= Thomas Walker (author) =

English barrister, police magistrate and author (1784–1836)

Thomas Walker (1784–1836) was an English barrister, police magistrate and author. He is now remembered for his one-man periodical, The Original.

==Life==
He was the son of Thomas Walker (1749–1817) the radical, born at Barlow Hall, Chorlton-cum-Hardy, near Manchester, on 10 October 1784. His father was a Manchester cotton merchant.

Walker went to Trinity College, Cambridge, and graduated B.A. in 1808 and M.A. in 1811. He was called to the bar at the Inner Temple on 8 May 1812. After the death of his father, he lived for some years at Longford Hall, Stretford, taking part in township affairs, and tackling pauperism. In 1829 he was appointed a police magistrate at the Lambeth Street court. On 20 May 1835 he began the publication of The Original, and continued it weekly until the following 2 December.
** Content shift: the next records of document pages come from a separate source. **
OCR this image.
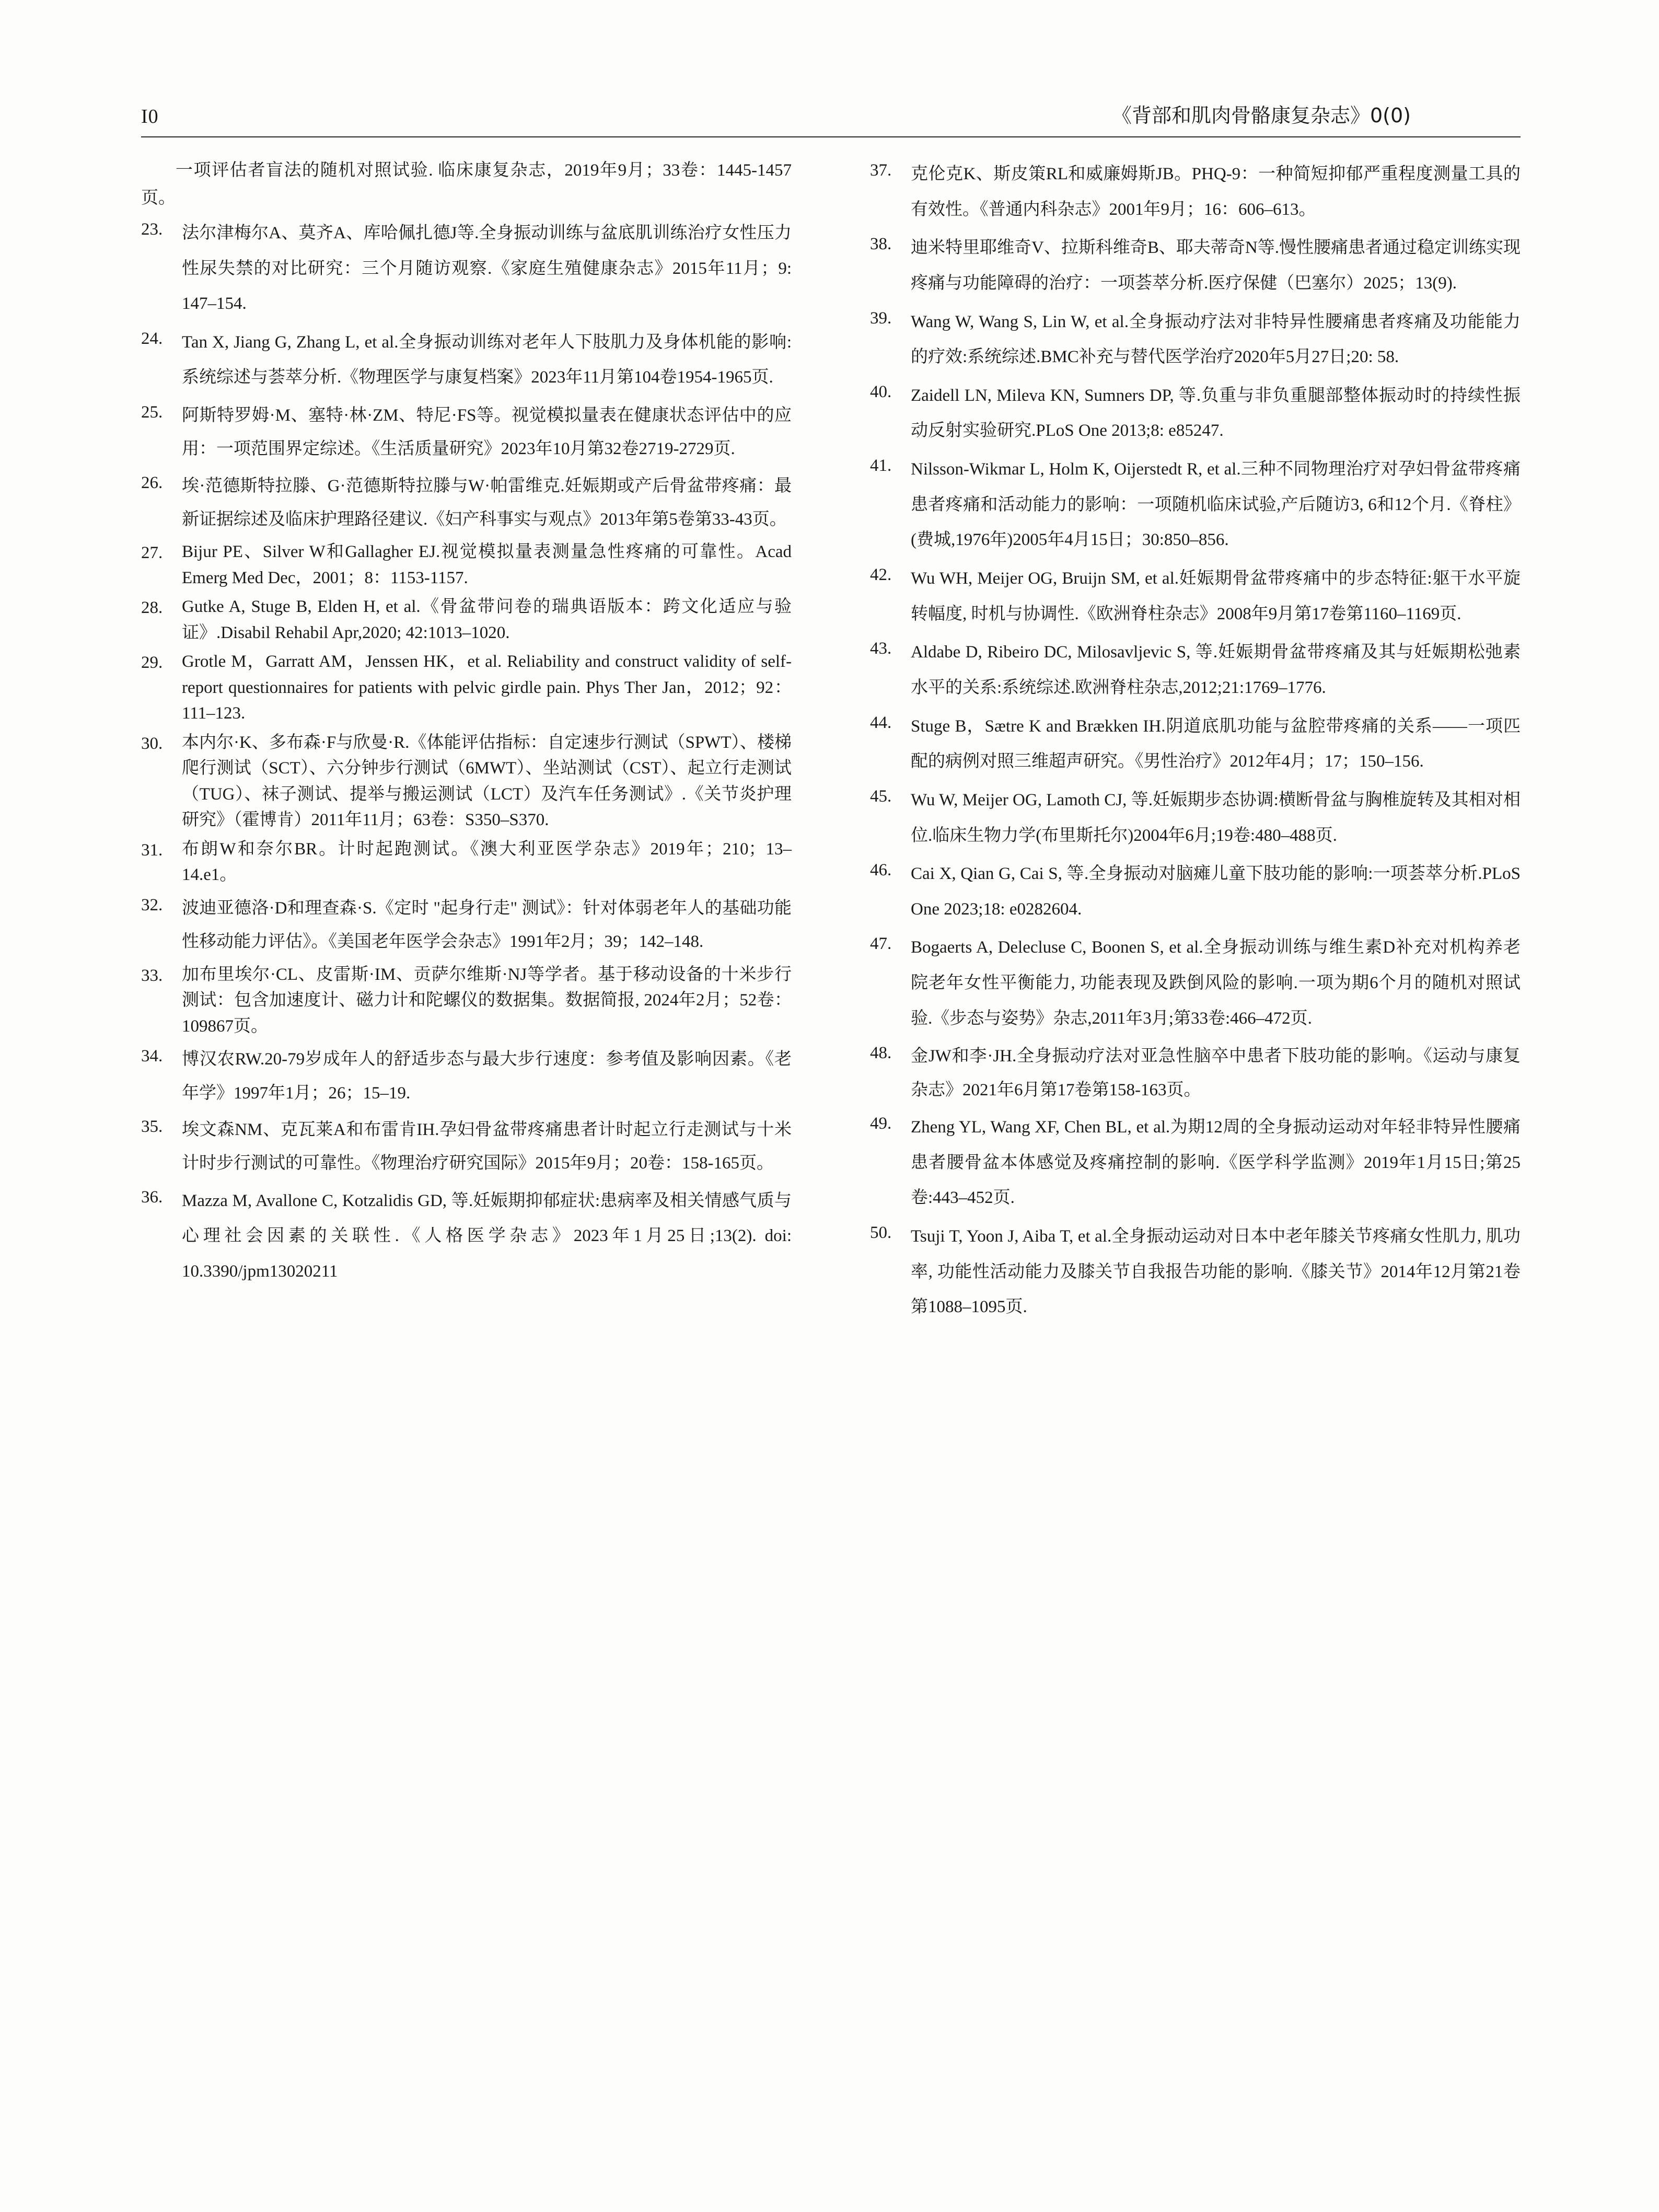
I0	《背部和肌肉骨骼康复杂志》0(0)

一项评估者盲法的随机对照试验. 临床康复杂志，2019年9月；33卷：1445-1457页。

23.	法尔津梅尔A、莫齐A、库哈佩扎德J等.全身振动训练与盆底肌训练治疗女性压力性尿失禁的对比研究：三个月随访观察.《家庭生殖健康杂志》2015年11月；9: 147–154.
24.	Tan X, Jiang G, Zhang L, et al.全身振动训练对老年人下肢肌力及身体机能的影响:系统综述与荟萃分析.《物理医学与康复档案》2023年11月第104卷1954-1965页.
25.	阿斯特罗姆·M、塞特·林·ZM、特尼·FS等。视觉模拟量表在健康状态评估中的应用：一项范围界定综述。《生活质量研究》2023年10月第32卷2719-2729页.
26.	埃·范德斯特拉滕、G·范德斯特拉滕与W·帕雷维克.妊娠期或产后骨盆带疼痛：最新证据综述及临床护理路径建议.《妇产科事实与观点》2013年第5卷第33-43页。
27.	Bijur PE、Silver W和Gallagher EJ.视觉模拟量表测量急性疼痛的可靠性。Acad Emerg Med Dec，2001；8：1153-1157.
28.	Gutke A, Stuge B, Elden H, et al.《骨盆带问卷的瑞典语版本：跨文化适应与验证》.Disabil Rehabil Apr,2020; 42:1013–1020.
29.	Grotle M，Garratt AM，Jenssen HK，et al. Reliability and construct validity of self-report questionnaires for patients with pelvic girdle pain. Phys Ther Jan，2012；92：111–123.
30.	本内尔·K、多布森·F与欣曼·R.《体能评估指标：自定速步行测试（SPWT）、楼梯爬行测试（SCT）、六分钟步行测试（6MWT）、坐站测试（CST）、起立行走测试（TUG）、袜子测试、提举与搬运测试（LCT）及汽车任务测试》.《关节炎护理研究》（霍博肯）2011年11月；63卷：S350–S370.
31.	布朗W和奈尔BR。计时起跑测试。《澳大利亚医学杂志》2019年；210；13–14.e1。
32.	波迪亚德洛·D和理查森·S.《定时 "起身行走" 测试》：针对体弱老年人的基础功能性移动能力评估》。《美国老年医学会杂志》1991年2月；39；142–148.
33.	加布里埃尔·CL、皮雷斯·IM、贡萨尔维斯·NJ等学者。基于移动设备的十米步行测试：包含加速度计、磁力计和陀螺仪的数据集。数据简报, 2024年2月；52卷：109867页。
34.	博汉农RW.20-79岁成年人的舒适步态与最大步行速度：参考值及影响因素。《老年学》1997年1月；26；15–19.
35.	埃文森NM、克瓦莱A和布雷肯IH.孕妇骨盆带疼痛患者计时起立行走测试与十米计时步行测试的可靠性。《物理治疗研究国际》2015年9月；20卷：158-165页。
36.	Mazza M, Avallone C, Kotzalidis GD, 等.妊娠期抑郁症状:患病率及相关情感气质与心理社会因素的关联性.《人格医学杂志》2023年1月25日;13(2). doi: 10.3390/jpm13020211
37.	克伦克K、斯皮策RL和威廉姆斯JB。PHQ-9：一种简短抑郁严重程度测量工具的有效性。《普通内科杂志》2001年9月；16：606–613。
38.	迪米特里耶维奇V、拉斯科维奇B、耶夫蒂奇N等.慢性腰痛患者通过稳定训练实现疼痛与功能障碍的治疗：一项荟萃分析.医疗保健（巴塞尔）2025；13(9).
39.	Wang W, Wang S, Lin W, et al.全身振动疗法对非特异性腰痛患者疼痛及功能能力的疗效:系统综述.BMC补充与替代医学治疗2020年5月27日;20: 58.
40.	Zaidell LN, Mileva KN, Sumners DP, 等.负重与非负重腿部整体振动时的持续性振动反射实验研究.PLoS One 2013;8: e85247.
41.	Nilsson-Wikmar L, Holm K, Oijerstedt R, et al.三种不同物理治疗对孕妇骨盆带疼痛患者疼痛和活动能力的影响：一项随机临床试验,产后随访3, 6和12个月.《脊柱》(费城,1976年)2005年4月15日；30:850–856.
42.	Wu WH, Meijer OG, Bruijn SM, et al.妊娠期骨盆带疼痛中的步态特征:躯干水平旋转幅度, 时机与协调性.《欧洲脊柱杂志》2008年9月第17卷第1160–1169页.
43.	Aldabe D, Ribeiro DC, Milosavljevic S, 等.妊娠期骨盆带疼痛及其与妊娠期松弛素水平的关系:系统综述.欧洲脊柱杂志,2012;21:1769–1776.
44.	Stuge B，Sætre K and Brækken IH.阴道底肌功能与盆腔带疼痛的关系——一项匹配的病例对照三维超声研究。《男性治疗》2012年4月；17；150–156.
45.	Wu W, Meijer OG, Lamoth CJ, 等.妊娠期步态协调:横断骨盆与胸椎旋转及其相对相位.临床生物力学(布里斯托尔)2004年6月;19卷:480–488页.
46.	Cai X, Qian G, Cai S, 等.全身振动对脑瘫儿童下肢功能的影响:一项荟萃分析.PLoS One 2023;18: e0282604.
47.	Bogaerts A, Delecluse C, Boonen S, et al.全身振动训练与维生素D补充对机构养老院老年女性平衡能力, 功能表现及跌倒风险的影响.一项为期6个月的随机对照试验.《步态与姿势》杂志,2011年3月;第33卷:466–472页.
48.	金JW和李·JH.全身振动疗法对亚急性脑卒中患者下肢功能的影响。《运动与康复杂志》2021年6月第17卷第158-163页。
49.	Zheng YL, Wang XF, Chen BL, et al.为期12周的全身振动运动对年轻非特异性腰痛患者腰骨盆本体感觉及疼痛控制的影响.《医学科学监测》2019年1月15日;第25卷:443–452页.
50.	Tsuji T, Yoon J, Aiba T, et al.全身振动运动对日本中老年膝关节疼痛女性肌力, 肌功率, 功能性活动能力及膝关节自我报告功能的影响.《膝关节》2014年12月第21卷第1088–1095页.
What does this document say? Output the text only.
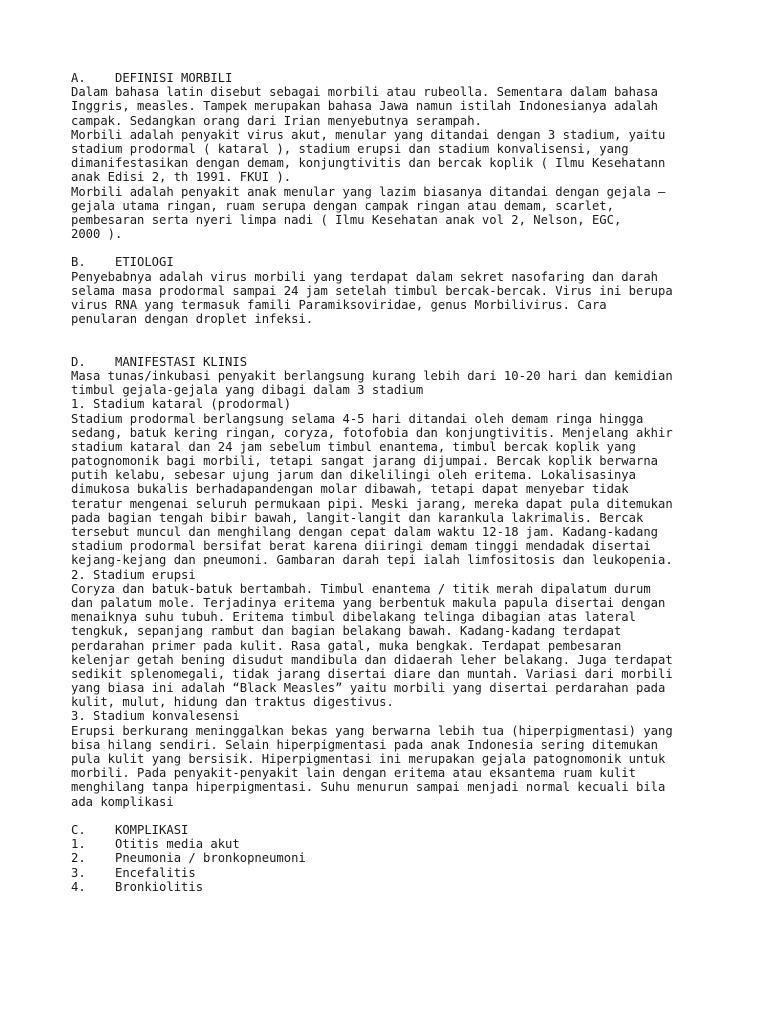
A.	DEFINISI MORBILI
Dalam bahasa latin disebut sebagai morbili atau rubeolla. Sementara dalam bahasa
Inggris, measles. Tampek merupakan bahasa Jawa namun istilah Indonesianya adalah
campak. Sedangkan orang dari Irian menyebutnya serampah.
Morbili adalah penyakit virus akut, menular yang ditandai dengan 3 stadium, yaitu
stadium prodormal ( kataral ), stadium erupsi dan stadium konvalisensi, yang
dimanifestasikan dengan demam, konjungtivitis dan bercak koplik ( Ilmu Kesehatann
anak Edisi 2, th 1991. FKUI ).
Morbili adalah penyakit anak menular yang lazim biasanya ditandai dengan gejala –
gejala utama ringan, ruam serupa dengan campak ringan atau demam, scarlet,
pembesaran serta nyeri limpa nadi ( Ilmu Kesehatan anak vol 2, Nelson, EGC,
2000 ).
B.	ETIOLOGI
Penyebabnya adalah virus morbili yang terdapat dalam sekret nasofaring dan darah
selama masa prodormal sampai 24 jam setelah timbul bercak-bercak. Virus ini berupa
virus RNA yang termasuk famili Paramiksoviridae, genus Morbilivirus. Cara
penularan dengan droplet infeksi.
D.	MANIFESTASI KLINIS
Masa tunas/inkubasi penyakit berlangsung kurang lebih dari 10-20 hari dan kemidian
timbul gejala-gejala yang dibagi dalam 3 stadium
1. Stadium kataral (prodormal)
Stadium prodormal berlangsung selama 4-5 hari ditandai oleh demam ringa hingga
sedang, batuk kering ringan, coryza, fotofobia dan konjungtivitis. Menjelang akhir
stadium kataral dan 24 jam sebelum timbul enantema, timbul bercak koplik yang
patognomonik bagi morbili, tetapi sangat jarang dijumpai. Bercak koplik berwarna
putih kelabu, sebesar ujung jarum dan dikelilingi oleh eritema. Lokalisasinya
dimukosa bukalis berhadapandengan molar dibawah, tetapi dapat menyebar tidak
teratur mengenai seluruh permukaan pipi. Meski jarang, mereka dapat pula ditemukan
pada bagian tengah bibir bawah, langit-langit dan karankula lakrimalis. Bercak
tersebut muncul dan menghilang dengan cepat dalam waktu 12-18 jam. Kadang-kadang
stadium prodormal bersifat berat karena diiringi demam tinggi mendadak disertai
kejang-kejang dan pneumoni. Gambaran darah tepi ialah limfositosis dan leukopenia.
2. Stadium erupsi
Coryza dan batuk-batuk bertambah. Timbul enantema / titik merah dipalatum durum
dan palatum mole. Terjadinya eritema yang berbentuk makula papula disertai dengan
menaiknya suhu tubuh. Eritema timbul dibelakang telinga dibagian atas lateral
tengkuk, sepanjang rambut dan bagian belakang bawah. Kadang-kadang terdapat
perdarahan primer pada kulit. Rasa gatal, muka bengkak. Terdapat pembesaran
kelenjar getah bening disudut mandibula dan didaerah leher belakang. Juga terdapat
sedikit splenomegali, tidak jarang disertai diare dan muntah. Variasi dari morbili
yang biasa ini adalah “Black Measles” yaitu morbili yang disertai perdarahan pada
kulit, mulut, hidung dan traktus digestivus.
3. Stadium konvalesensi
Erupsi berkurang meninggalkan bekas yang berwarna lebih tua (hiperpigmentasi) yang
bisa hilang sendiri. Selain hiperpigmentasi pada anak Indonesia sering ditemukan
pula kulit yang bersisik. Hiperpigmentasi ini merupakan gejala patognomonik untuk
morbili. Pada penyakit-penyakit lain dengan eritema atau eksantema ruam kulit
menghilang tanpa hiperpigmentasi. Suhu menurun sampai menjadi normal kecuali bila
ada komplikasi
C.	KOMPLIKASI
1.	Otitis media akut
2.	Pneumonia / bronkopneumoni
3.	Encefalitis
4.	Bronkiolitis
Walker died unmarried at Brussels on 20 January 1836, and was buried in the cemetery there. A tablet to his memory was placed in St Mary's, Whitechapel.

==Works==
In 1826 Walker published Observations on the Nature, Extent, and Effects of Pauperism, and on the Means of reducing it (2nd edit. 1831), and in 1834 Suggestions for a Constitutional and Efficient Reform in Parochial Government. He wrote from a Malthusian point of view.

The Original was intended to raise "the national tone in whatever concerns us socially or individually", and comprised a collection of Walker's thoughts on many subjects. Its writing on health and gastronomy were most appreciated. Many later editions of The Original were published, with a reprint in 1850:

- 1874, with memoirs of the two Walkers by William Blanchard Jerrold;
- 1875, as edited by William Augustus Guy;
- 1887, one with an introduction by Henry Morley, and another "arranged on a new plan".

A selection, entitled The Art of Dining and of attaining High Health, was printed at Philadelphia in 1837; and another selection, by Felix Summerley (Sir Henry Cole), was published in 1881 as Aristology, or the Art of Dining.